The survey found that the poor opinion here had been shaped mainly by American foreign policy, however, with residents still holding a much higher opinion of the American economy. Eden Woon, the chief executive of the Hong Kong General Chamber of Commerce, which played host to Mr. Iger’s speech, said that he saw very little chance of any anti-American protests here and doubted that any such sentiments here would hurt Hong Kong Disneyland.
“China always is conflicted between accepting foreign things and trying to maintain its own culture,” he said.

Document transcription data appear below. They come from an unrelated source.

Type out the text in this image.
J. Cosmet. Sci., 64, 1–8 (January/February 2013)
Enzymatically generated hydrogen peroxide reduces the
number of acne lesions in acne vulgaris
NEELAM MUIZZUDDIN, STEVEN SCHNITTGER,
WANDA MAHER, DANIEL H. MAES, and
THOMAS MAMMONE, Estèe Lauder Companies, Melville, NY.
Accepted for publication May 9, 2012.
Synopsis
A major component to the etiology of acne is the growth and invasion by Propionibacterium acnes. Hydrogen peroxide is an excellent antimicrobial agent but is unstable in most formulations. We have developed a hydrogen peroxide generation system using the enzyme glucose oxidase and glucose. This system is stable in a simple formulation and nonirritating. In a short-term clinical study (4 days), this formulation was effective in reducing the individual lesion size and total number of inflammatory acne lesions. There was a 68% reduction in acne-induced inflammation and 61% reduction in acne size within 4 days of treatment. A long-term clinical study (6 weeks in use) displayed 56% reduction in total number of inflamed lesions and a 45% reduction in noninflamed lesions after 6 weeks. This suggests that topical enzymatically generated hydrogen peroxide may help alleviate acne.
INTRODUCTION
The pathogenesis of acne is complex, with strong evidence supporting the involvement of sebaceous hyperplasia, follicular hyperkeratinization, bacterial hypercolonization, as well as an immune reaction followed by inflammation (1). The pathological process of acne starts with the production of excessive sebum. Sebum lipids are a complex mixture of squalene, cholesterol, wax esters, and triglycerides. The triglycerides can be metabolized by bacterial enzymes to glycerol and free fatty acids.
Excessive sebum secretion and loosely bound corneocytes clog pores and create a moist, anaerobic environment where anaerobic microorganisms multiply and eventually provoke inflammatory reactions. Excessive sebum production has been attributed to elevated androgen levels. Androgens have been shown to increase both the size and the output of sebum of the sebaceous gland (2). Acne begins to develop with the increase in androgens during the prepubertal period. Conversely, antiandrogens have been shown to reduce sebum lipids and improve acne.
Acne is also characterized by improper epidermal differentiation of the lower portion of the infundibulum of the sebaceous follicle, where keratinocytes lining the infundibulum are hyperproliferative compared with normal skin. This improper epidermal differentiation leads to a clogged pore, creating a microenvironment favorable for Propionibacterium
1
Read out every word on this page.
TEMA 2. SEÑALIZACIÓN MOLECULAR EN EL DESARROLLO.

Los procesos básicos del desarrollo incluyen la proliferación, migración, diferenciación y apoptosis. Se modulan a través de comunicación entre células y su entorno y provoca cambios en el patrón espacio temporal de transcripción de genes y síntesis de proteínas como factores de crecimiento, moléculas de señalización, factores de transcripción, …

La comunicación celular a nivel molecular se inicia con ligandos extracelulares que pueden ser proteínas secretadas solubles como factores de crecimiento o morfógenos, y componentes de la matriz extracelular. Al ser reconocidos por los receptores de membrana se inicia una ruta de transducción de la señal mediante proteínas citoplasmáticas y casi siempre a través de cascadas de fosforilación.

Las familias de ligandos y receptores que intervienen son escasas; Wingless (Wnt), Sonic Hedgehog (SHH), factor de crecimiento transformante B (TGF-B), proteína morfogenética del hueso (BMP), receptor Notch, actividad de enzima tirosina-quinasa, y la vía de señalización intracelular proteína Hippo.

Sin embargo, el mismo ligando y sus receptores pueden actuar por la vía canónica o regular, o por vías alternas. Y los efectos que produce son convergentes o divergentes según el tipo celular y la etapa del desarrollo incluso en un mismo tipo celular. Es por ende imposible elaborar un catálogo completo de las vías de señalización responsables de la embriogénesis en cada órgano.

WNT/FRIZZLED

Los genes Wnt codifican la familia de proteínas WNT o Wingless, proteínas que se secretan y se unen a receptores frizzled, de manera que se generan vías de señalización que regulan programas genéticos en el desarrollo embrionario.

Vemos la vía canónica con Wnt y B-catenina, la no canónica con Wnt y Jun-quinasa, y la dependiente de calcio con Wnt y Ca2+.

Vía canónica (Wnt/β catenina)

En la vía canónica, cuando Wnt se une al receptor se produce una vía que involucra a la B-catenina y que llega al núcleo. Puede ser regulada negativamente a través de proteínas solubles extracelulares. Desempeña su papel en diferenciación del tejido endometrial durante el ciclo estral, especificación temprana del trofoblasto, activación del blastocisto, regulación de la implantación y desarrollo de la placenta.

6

Many prosperous residents here pursued various stratagems to obtain American passports before Britain returned Hong Kong to China in 1997. Jeffrey K. F. Lam, a member of the Legislative Council here who attended Mr. Iger’s speech, said that some were now renouncing their American citizenship. But he said this was mostly to avoid paying American taxes in addition to Hong Kong taxes, and because of renewed confidence in Hong Kong’s future, not because of hostility to the United States.
The park is controversial here because it is being built with $2.88 billion (22.45 billion Hong Kong dollars) in investment from the Hong Kong government. The government provided the land and is building road and rail links, although some of the road and rail costs might have been incurred even if the theme park had not been built.
The government owns 57 percent of the park, with Disney owning the rest. The government also holds subordinated shares that would convert to ordinary shares, raising the government’s ownership as high as 75 percent, if the park does much better than originally envisioned.
Many here were upset by the disclosure – made after the deal was signed – that Disney was in separate talks to open a park in Shanghai. Disney has not concluded any deals in Shanghai, however, and has said that any park there would not open before 2010.
Michael J. T. Rowse, who negotiated the deal for the government as tourism commissioner and is now the director general of the government’s foreign investment attraction arm, InvestHK, said that a series of recent visa policy changes by Beijing would result in far more visitors to Hong Kong Disneyland than originally anticipated.